GM Mike Rizzo secured Daniel Murphy to effectively replace Yunel Escobar in the infield, landed Ben Revere to take over for Denard Span in center and added Shawn Kelley to offset the departure of setup man Drew Storen.
But one guy the Nats definitely didn't replace was Jordan Zimmermann, who was rock-solid in his seven-year stint in D.C., compiling a 3.32 ERA in 178 starts and pitching at least 195.2 frames in each of the past four campaigns.
The loss of Zimmermann (who will likely be replaced by Tanner Roark) is doubly troubling because it means the Nats only fall that much further behind in the arms race with the New York Mets. As the Mets announced to the baseball world emphatically last October, their rotation is the best on the planet, and it's only getting nastier.

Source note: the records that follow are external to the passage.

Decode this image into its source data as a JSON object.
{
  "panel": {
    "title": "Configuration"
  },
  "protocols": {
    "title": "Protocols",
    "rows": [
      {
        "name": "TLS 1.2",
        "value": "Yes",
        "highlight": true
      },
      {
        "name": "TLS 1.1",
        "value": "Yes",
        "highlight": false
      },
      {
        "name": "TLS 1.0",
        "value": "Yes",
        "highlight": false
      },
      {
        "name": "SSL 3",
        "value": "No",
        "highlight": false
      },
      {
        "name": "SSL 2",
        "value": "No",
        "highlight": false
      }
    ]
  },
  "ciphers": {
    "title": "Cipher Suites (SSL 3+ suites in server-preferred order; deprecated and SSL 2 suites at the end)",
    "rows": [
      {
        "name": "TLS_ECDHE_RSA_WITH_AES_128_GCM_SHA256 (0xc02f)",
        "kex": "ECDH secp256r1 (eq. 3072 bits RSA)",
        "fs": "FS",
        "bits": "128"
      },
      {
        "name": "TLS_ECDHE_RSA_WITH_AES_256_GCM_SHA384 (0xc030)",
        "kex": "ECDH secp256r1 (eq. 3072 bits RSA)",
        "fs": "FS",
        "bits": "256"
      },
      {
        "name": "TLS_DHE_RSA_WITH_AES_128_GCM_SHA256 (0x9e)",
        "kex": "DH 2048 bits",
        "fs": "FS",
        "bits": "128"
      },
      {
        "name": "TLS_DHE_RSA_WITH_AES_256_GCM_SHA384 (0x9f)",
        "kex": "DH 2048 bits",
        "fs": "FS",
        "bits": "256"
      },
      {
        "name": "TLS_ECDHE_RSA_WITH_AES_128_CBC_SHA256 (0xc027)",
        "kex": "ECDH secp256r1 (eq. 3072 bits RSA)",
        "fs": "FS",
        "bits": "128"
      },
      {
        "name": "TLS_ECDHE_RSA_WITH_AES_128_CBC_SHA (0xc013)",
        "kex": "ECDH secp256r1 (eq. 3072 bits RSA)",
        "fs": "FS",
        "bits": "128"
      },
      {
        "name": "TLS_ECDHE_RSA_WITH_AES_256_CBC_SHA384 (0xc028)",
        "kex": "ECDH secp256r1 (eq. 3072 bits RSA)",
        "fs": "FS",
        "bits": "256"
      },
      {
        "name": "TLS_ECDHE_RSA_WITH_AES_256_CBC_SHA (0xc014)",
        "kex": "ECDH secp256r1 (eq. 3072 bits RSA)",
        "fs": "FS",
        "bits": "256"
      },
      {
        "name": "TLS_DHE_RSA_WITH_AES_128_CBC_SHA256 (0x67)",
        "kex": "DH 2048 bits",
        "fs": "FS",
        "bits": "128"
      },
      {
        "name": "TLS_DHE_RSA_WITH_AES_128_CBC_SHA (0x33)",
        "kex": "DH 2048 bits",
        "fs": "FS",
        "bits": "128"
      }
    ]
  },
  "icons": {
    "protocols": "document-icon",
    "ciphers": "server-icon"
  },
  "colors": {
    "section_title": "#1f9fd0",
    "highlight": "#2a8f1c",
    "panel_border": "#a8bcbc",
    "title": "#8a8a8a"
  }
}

And it's not just that absurd stable of pitchers that new skipper Dusty Baker and the Nationals will be competing with. It's also the Yoenis Cespedes-led offense, which scored the second-most runs in baseball after the All-Star break in 2015.
Los Angeles Dodgers
5 of 5
Key Losses: SP Zack Greinke, RP Juan Nicasio and RP Joel Peralta
Key Additions: SP Brett Anderson (Re-signed), RP Joe Blanton, SP Scott Kazmir, 2B Howie Kendrick (Re-signed), SP Kenta Maeda, CF Trayce Thompson and 2B Chase Utley (Re-signed)
The Breakdown
There's one reason why the Los Angeles Dodgers ended up on this list: Zack Greinke is gone.
And the NL Cy Young runner-up hasn't just left the building—he bolted town to join the rising Arizona Diamondbacks in the desert.
While Greinke and his shinny 1.66 ERA are out the door, the Dodgers have replaced the erudite vet with Scott Kazmir and Kenta Maeda.
Kazmir owned a strong 3.10 ERA in 2015, but he wobbled down the stretch, logging a 4.17 ERA in 13 trips to the mound with the Houston Astros. Meanwhile Maeda's first pitch this April will be his first pitch ever as a big leaguer.
While the D-backs stole away Greinke, the San Francisco Giants grabbed Johnny Cueto (along with Jeff Samardzija and Denard Span). Suffice it to say that the three-time defending NL West champs have some company in the division.
The Dodgers have re-upped role players like Brett Anderson and Howie Kendrick and made a shrewd if low-key trade for Trayce Thompson. Still, even Andrew Friedman, the president of baseball operations, didn't offer a clear response when asked point blank if this iteration of the Dodgers is better than 2015's:
"We just haven’t done a comparison to last year," Friedman admitted to Bill Shaikin of the Los Angeles Times. "It’s much more about how we like our chances in the 2016 season compared to the teams that we’re competing against."
Now that's a non-answer if there ever were one.
Note: All stats courtesy of Baseball-Reference.com and MLB.com. All salary information courtesy of Cot's Baseball Contracts on BaseballProspectus.com.